About 3 years ago, I was gifted a 1-year membership to audible.com. I have renewed my membership every year since because I discovered the joy of “reading” again. I could “read” (ok, listen!) while folding laundry, driving down the road, cooking dinner, or washing dishes. I got my kids hooked too. They LOVE audiobooks!
One of the genres I’ve become addicted to is biography. Biographies are a fascinating way to discover history because the reader can view major events through the lens of an individual life. The reader gains a birds-eye view of the way circumstances and choices change the course of lives, and sometimes, the course of history.
Last week, I finished American Ulysses: A Life of Ulysses S. Grant by Ronald C. White.My paltry (and often slanted) U.S. History education typically brushed over Grant. We hit the antics of Gould and Fisk, learned of him as Robert E. Lee’s nemesis, and mentioned him as the president who followed the roguish Andrew Johnson.
This biography was eye-opening.
I did not know that Grant was a West Point graduate who had participated in the Mexican-American War and garnered a love for this country to the south. He had to leave the army under less than honorable circumstances and was recalled to service at the outbreak of secession that led to the Civil War. He is the reason the olive branch of reconstruction was extended to the South and he fought vigorously against racism. He was hailed by Frederick Douglass in this statement: “To [Grant] more than any other man the negro owes his enfranchisement, and the Indian a humane policy. In the matter of the protection of the freedman from violence, his moral courage surpassed that of his party…”
As a nation, we owe his memory a greater debt than five seconds in an Animaniacs song or a cursory glance on our fifty-dollar bill. In fact, we would have less of the nonsense we see today if we knew the cost of what we have now.
We have forgotten.
We have forgotten the more than 618,222 deaths (new studies estimate the toll to be around 750,000) that equated to roughly 2% of the U.S. Population at that time.
We have forgotten the cost of maintaining our union.
We have lost our focus.
Today, we remember another, more recent event—one that changed the course of our nation.
I still remember what life was like on September 10, 2001 and I have witnessed the change in our nation since September 11, 2001. Today, as I walked the kids to school, flags slowly appeared around the neighborhood. My daughter asked, “Why is everyone putting out their flags?”
In her defense, she had forgotten the date.
In the brief time we had, I reminded my three kids what we remember today:
We remember the 2,996 dead and 6,000 wounded from the two planes that struck the World Trade Center in New York, the plane that struck the Pentagon, and the final plane that crashed in Pennsylvania.
We remember the men and women who saved lives at the cost of their own.
We remember the flag rising above the rubble, and the flags that went up across the country, in a show of compassion and unity.

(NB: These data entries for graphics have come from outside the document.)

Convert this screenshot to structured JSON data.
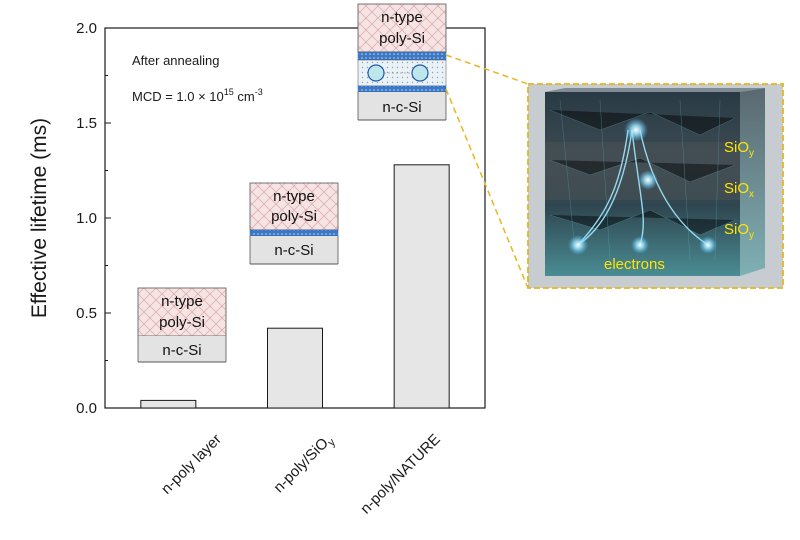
{
  "chart_data": {
    "type": "bar",
    "categories": [
      "n-poly layer",
      "n-poly/SiO",
      "n-poly/NATURE"
    ],
    "category_subscripts": [
      "",
      "y",
      ""
    ],
    "values": [
      0.04,
      0.42,
      1.28
    ],
    "ylabel": "Effective lifetime (ms)",
    "ylim": [
      0,
      2.0
    ],
    "yticks": [
      0.0,
      0.5,
      1.0,
      1.5,
      2.0
    ],
    "ytick_labels": [
      "0.0",
      "0.5",
      "1.0",
      "1.5",
      "2.0"
    ],
    "grid": false,
    "bar_color": "#e6e6e6"
  },
  "annotations": {
    "condition": "After annealing",
    "mcd_prefix": "MCD = 1.0 × 10",
    "mcd_exp": "15",
    "mcd_unit": " cm",
    "mcd_unit_exp": "-3"
  },
  "stacks": {
    "n_type": "n-type",
    "poly_si": "poly-Si",
    "n_c_si": "n-c-Si"
  },
  "render": {
    "labels": [
      "SiO",
      "SiO",
      "SiO"
    ],
    "subscripts": [
      "y",
      "x",
      "y"
    ],
    "electrons": "electrons",
    "label_color": "#ffe600",
    "frame_color": "#e8b520"
  },
  "colors": {
    "poly_fill": "#f6e3e3",
    "hatch": "#d9a8a8",
    "interlayer": "#1f5aa8",
    "csi_fill": "#e3e3e3",
    "dashed": "#e8b520"
  }
}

We remember the soldiers who fought and died to track down the masterminds of this cowardly attack. (Many remain in harm’s way.)
We remember—as we should every day—that life is precious, fragile, and fleeting.
We remember that someday, we will be called to home that no terrorist can invade.
Today, we remember a day of both darkness and light—the darkness of hate, and the light of self-sacrifice.
As a Christian, we need to take time each day to remember the cost of our freedom and fix our eyes on the home that awaits us on the other side.